John Neiberger jneiberger at gmail.com
Thu Aug 19 22:52:03 EDT 2010


>>>> Adam, you are my new best friend. I've been saying this for the past
>>>> few years and people still think I'm crazy. I flat out refuse to
>>>> manually configure speed and duplex for someone unless it is
>>>> demonstrated (or I can verify) that a duplex mismatch is actually
>>>> happening or there is some other extenuating circumstance that
>>>> requires it.
>>>
>>> JFTR, count me in that camp as well (and that has been discussed here
>>> on c-nsp just a few months ago as well).
>>>
>>> The PA-FE-TX is really the only thing left in our network that needs
>>> force-duplex.
>>>
>>
>>
>> I, believe it or not, still have a 3640 floating around with a NM-4E set
>> to 10/full on all interfaces. It hasn't died yet and does its intended
>> job perfectly.
>>
>> I'd tried to turn up a fast ethernet with Verizon a while back and their
>> policy was to set the ports on the overture to 100/full, no auto.
>>
>> But these are both fringe cases these days. Other than that it's autoneg
>> all the way. It's not the 90's anymore. There's absolutely no reason to
>> not use it.
>
> I think the nailing issue is still more of a problem in "telcos" as opposed
> to "isps". Telcos being in general larger, slower and more fond of process
> and procedure which once instituted are impossible to remove :)
>
> I've worked for a telco which insisted on forcing ports both internally and
> customer facing.
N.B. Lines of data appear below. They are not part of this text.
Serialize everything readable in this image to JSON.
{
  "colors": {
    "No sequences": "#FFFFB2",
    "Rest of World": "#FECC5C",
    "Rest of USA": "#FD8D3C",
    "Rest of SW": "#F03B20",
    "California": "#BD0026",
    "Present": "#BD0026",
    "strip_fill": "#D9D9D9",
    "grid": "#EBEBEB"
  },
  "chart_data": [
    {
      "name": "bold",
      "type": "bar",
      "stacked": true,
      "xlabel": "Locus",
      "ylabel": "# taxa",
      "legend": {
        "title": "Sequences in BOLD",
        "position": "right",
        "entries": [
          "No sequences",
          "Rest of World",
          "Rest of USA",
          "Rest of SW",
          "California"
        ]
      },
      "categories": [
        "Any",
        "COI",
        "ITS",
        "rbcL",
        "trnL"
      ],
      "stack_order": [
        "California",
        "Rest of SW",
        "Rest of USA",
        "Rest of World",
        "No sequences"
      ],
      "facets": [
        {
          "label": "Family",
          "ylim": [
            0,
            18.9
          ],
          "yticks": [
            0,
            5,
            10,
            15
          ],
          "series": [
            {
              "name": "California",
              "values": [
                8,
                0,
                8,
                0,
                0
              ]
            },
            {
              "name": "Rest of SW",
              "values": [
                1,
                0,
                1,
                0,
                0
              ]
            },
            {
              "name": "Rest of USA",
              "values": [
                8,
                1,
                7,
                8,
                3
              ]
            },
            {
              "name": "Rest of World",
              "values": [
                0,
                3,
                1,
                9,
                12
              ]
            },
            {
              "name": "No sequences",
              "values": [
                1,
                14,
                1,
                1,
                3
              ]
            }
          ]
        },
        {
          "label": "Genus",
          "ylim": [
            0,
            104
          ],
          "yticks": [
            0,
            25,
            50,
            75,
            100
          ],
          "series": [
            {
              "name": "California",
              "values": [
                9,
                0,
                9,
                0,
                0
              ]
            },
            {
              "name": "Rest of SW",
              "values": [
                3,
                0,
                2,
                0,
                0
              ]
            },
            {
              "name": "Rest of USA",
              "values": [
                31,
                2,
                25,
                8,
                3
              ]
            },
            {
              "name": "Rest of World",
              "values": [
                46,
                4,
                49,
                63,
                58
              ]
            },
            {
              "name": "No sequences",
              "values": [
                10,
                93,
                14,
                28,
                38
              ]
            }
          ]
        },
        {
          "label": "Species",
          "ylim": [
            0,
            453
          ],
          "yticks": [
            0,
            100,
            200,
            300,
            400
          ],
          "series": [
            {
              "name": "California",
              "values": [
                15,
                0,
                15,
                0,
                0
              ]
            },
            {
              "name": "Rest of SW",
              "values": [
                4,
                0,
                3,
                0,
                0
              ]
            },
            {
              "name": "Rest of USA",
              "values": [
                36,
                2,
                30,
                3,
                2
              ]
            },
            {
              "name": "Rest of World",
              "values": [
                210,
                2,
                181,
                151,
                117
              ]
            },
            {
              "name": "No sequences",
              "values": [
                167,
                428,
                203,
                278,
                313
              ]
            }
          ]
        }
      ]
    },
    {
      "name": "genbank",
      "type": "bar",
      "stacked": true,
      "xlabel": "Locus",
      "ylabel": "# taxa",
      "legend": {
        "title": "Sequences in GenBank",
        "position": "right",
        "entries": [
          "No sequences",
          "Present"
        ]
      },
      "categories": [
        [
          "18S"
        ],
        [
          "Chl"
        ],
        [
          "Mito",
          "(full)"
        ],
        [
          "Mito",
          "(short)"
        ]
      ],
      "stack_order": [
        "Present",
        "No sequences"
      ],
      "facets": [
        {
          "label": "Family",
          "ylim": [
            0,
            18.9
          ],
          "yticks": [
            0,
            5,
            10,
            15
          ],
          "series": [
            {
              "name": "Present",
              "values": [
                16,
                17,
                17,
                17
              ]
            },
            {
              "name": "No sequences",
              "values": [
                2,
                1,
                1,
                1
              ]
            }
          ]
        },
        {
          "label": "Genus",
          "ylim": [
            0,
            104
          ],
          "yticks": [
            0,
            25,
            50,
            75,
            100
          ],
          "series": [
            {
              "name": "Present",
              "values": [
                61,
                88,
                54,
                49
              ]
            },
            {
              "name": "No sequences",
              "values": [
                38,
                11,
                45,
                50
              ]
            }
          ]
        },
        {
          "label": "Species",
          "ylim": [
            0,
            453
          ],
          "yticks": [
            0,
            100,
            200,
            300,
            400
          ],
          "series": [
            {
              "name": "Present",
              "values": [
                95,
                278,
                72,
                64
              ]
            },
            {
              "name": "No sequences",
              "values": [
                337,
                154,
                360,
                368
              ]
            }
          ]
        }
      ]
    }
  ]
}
They went so far as to force 100/full on ports facing
> phones and printers.
>
> It took a while to remove the practice. I found challenging people to tell
> me when the last time they saw an issue caused by an autonegotiating port
> where the other side wasn't forced helped quite a lot, as no one could think
> of any, it was just something they'd always done, for fear of the autoneg
> boogeyman!
>
> adam.

Even more insidious is the fact that hard-setting both sides to
100/full can actually cause a duplex mismatch. Many NIC drivers still
expect to see an autonegotiating link partner even when hard set. If
they don't detect a partner participating in Nway, they
will--according to spec--assume they are connected to a hub and fall
back to half duplex even when configured for full duplex. This is
important because most Cisco switches made in the last eight years or
so completely disable Nway if you hard set them. If you connect a
PC/server that expects an Nway partner, you'll get a duplex mismatch.
I've personally corrected this on a few hundred occasions.